NFU Scotland targets tighter UK food labelling

NFU Scotland targets tighter UK food labelling

NFU Scotland demands clearer origin labelling across the UK system. A new policy paper sets eight priorities — from front-of-pack origin to tighter enforcement — ahead of the union’s Glasgow AGM.


IN Brief:

  • NFU Scotland is calling for reforms it says improve transparency.
  • The asks extend origin labelling beyond supermarkets into foodservice and wholesale.
  • The paper also targets “mixed origin” claims, flag use, and enforcement reporting.

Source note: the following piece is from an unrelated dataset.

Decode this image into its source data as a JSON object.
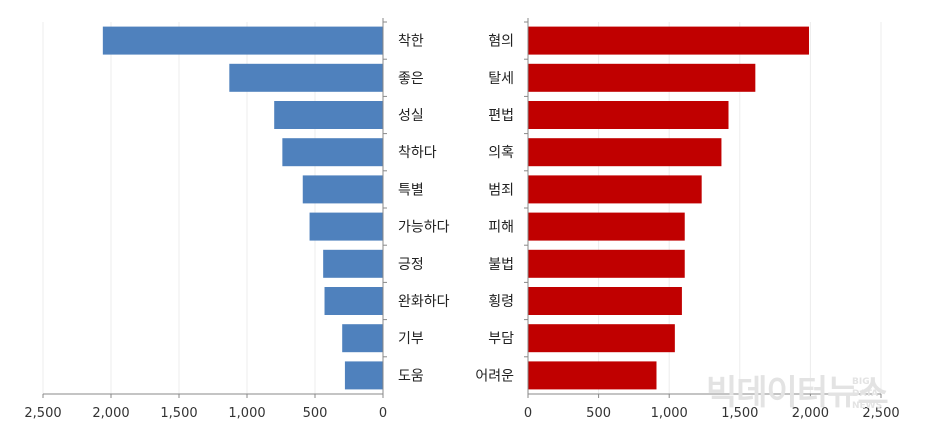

NFU Scotland has published a policy paper calling for “urgent reform” of UK food labelling rules, arguing that today’s framework is “confusing, inconsistent and unfair” for consumers and domestic producers, and that current practice allows origin cues to be diluted, buried, or implied without sufficient clarity.

The paper, titled Fair Labels, Fair Markets, is being pushed ahead of the union’s AGM and conference in Glasgow on 5–6 February, where NFU Scotland expects to put its proposals directly to policymakers. The organisation cites consumer sentiment as a central driver, saying its paper highlights that over 80% of consumers say origin matters to them, while fewer than half feel they can easily find that information when shopping.

Rather than focusing solely on retail packs, the union’s proposals push origin transparency into parts of the market that are typically less visible to consumers. Its first priority is to “label food clearly — wherever it’s sold,” explicitly urging origin labelling to extend beyond supermarkets into out-of-home channels and wholesale. That would place additional compliance expectations not only on manufacturers, but also on foodservice operators, caterers, and distributors, where menus, case labels, and procurement specifications do not always present origin with the same discipline as consumer packs.

The paper also targets processed meat labelling, arguing that processing should not erase origin, and that labels should still state where the meat comes from. In practice, this would tighten the space for ambiguous multi-step supply chains where raw material origin is decoupled from the point of final processing, and it would raise the bar for how ingredients are described in composite products.

In addition, NFU Scotland is calling for origin to be placed on the front of pack rather than “in the fine print,” and for an end to vague descriptors such as “mixed origin.” It also argues for tighter controls on the use of flags and provenance cues, warning against imported products “borrowing” Scottish branding or national flags in ways that may imply a connection that is not supported by the ingredient base.

The paper’s remaining asks widen into marketing practice and category definitions. It calls for an end to the use of “fake farms” — fictional farming narratives used to suggest provenance — and it argues for legal protection for meat product naming, intended to limit plant-based alternatives from using names or branding that imitate traditional meat products and mislead consumers.

Finally, the union is calling for tougher enforcement, with transparency on how rules are applied and reported, in an effort to reduce uneven practice and restore trust. NFU Scotland President Andrew Connon said: “Consumers in Scotland care deeply about where their food comes from, but they’re being let down by vague and misleading labels. At the same time, world-class food produced by Scottish farmers and crofters is too often undermined or co-mingled with imports that don’t meet our standards.” NFUS CEO John Davidson added: “These aren’t abstract principles, they affect everyday decisions in shops, restaurants and supply chains. The current system is messy and inconsistent. We’re calling for a reset that protects integrity and builds trust.”

If adopted, the proposals would touch pack design, product data management, menu compliance, and procurement documentation — with particular friction likely where multi-origin inputs are blended at scale, or where provenance cues have been used as a shorthand for quality without precise origin disclosure.